I was enjoying a pleasantly unproductive Sunday morning over a cup of coffee when I got a text from Brad Durick.
“Let’s go cattin’,” he said.
A longtime friend and fishing partner, Durick had gotten a tip that big cats were biting on the Red River near Grand Forks. He spends a majority of his summer days on the river guiding for catfish and had planned to enjoy a day off, but the report was too good to resist.
So, he readied his 4-year-old son, Braden, for a few hours on the river and hooked up the boat. They were waiting at the boat ramp when I pulled up shortly after noon.
Spur-of-the-moment excursions often are the best ones, and that certainly proved to be the case Sunday afternoon. We landed six kitties in about three hours on the water, including a couple that weighed more than 20 pounds.
Best of all, though, two of those cats sported tags from a study that’s been underway in Manitoba the past two years.
There were a handful of tagged Manitoba catfish caught during the recent Cats Incredible catfish tournament, but these were the first either Durick or I had seen. Catching one is unusual enough, but catching two in just a couple of hours mere yards from each other is a rare occurrence indeed.

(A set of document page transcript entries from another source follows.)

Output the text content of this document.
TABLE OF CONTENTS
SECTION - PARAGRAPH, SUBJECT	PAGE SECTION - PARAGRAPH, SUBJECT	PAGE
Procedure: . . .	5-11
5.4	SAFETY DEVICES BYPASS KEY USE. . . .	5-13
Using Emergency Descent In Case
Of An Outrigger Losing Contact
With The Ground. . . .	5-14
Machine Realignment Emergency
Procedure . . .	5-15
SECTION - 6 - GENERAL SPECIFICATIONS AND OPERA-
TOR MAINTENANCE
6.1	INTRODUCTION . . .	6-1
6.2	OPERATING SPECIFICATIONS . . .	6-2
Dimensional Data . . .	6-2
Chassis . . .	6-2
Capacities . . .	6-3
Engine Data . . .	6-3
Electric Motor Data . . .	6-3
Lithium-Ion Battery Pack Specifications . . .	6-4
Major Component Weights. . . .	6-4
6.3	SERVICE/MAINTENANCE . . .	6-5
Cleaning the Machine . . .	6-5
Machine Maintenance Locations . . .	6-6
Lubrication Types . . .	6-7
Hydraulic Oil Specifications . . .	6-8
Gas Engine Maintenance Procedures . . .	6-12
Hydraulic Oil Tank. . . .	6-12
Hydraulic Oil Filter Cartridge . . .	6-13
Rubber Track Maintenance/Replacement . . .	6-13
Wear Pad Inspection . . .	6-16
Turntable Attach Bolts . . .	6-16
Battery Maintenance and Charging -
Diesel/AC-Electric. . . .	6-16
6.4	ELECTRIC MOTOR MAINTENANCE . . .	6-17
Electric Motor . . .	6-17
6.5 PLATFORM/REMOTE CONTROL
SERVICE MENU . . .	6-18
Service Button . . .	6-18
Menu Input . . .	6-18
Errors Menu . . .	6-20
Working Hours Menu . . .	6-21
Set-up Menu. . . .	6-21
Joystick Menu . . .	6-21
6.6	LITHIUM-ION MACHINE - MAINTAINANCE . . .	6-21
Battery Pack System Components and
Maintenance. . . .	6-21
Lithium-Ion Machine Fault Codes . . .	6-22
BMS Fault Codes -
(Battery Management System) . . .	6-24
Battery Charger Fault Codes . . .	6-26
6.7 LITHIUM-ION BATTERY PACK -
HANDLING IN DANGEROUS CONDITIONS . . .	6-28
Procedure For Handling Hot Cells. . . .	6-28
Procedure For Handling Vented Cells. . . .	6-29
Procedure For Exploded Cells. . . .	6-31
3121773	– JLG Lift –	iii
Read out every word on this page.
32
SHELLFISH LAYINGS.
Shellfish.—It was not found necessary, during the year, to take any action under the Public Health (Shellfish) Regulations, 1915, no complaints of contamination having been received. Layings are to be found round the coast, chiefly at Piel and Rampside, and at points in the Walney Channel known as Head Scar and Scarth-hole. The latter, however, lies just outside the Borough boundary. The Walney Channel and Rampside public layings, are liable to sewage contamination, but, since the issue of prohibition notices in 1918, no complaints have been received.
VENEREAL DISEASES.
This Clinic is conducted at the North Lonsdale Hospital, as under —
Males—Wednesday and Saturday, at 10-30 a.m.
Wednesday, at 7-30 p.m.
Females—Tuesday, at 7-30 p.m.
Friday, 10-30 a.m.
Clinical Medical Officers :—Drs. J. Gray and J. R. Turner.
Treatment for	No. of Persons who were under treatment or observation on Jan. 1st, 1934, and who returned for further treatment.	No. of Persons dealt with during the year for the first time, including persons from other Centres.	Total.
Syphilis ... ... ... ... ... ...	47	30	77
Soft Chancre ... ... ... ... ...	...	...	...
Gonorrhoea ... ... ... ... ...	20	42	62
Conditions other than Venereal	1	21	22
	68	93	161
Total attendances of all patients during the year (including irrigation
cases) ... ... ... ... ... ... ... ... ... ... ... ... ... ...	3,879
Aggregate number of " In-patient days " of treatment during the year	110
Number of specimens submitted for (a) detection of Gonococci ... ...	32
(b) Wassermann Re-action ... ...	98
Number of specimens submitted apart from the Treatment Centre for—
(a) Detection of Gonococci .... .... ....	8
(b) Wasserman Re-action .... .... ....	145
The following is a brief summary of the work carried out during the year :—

Despite the hours he logs on the water, Durick hadn’t seen a tagged catfish before Sunday afternoon.
The first tagged catfish measured 27 inches and looked to be in excellent shape, despite its cross-border journey. It was dwarfed, though, by the 38-inch, 22.6-pound behemoth we landed a short time later.
Anyone who’s ever fished the Red River below the Lockport Dam in Manitoba knows the catfish on that lower stretch of river before Lake Winnipeg run larger than they do anywhere else.
This fish definitely had the “look” of a Lockport cat.
I recently reported on the Manitoba catfish study so I emailed Stephen Siddons, the Nebraska graduate student in charge of the fieldwork, to report the tag numbers of the two fish.
He got back to me a short time later, suggesting we should buy lottery tickets after catching two tagged fish in the same day — especially when one of those fish measured 38 inches.
As it turns out, the smaller of the two fish was tagged June 17 in north Winnipeg while the larger cat was tagged Aug. 8, 2012. That fish — just as we suspected — was tagged below the Lockport Dam. That’s about 275 river miles from Grand Forks.
This summer’s high water, apparently, was just the excuse the catfish needed to head upstream and make a run for the border.
If our encounter was any indication, there are plenty of other Manitoba-tagged catfish in the Grand Forks area right now, and anyone who catches one of the fish — the orange-colored tag is inserted next to the dorsal fin and is hard to miss — should write down the tag number and call the phone number listed on the tag.
We’ve long suspected that Manitoba catfish make big upstream runs during high water, and Sunday’s encounter proves it.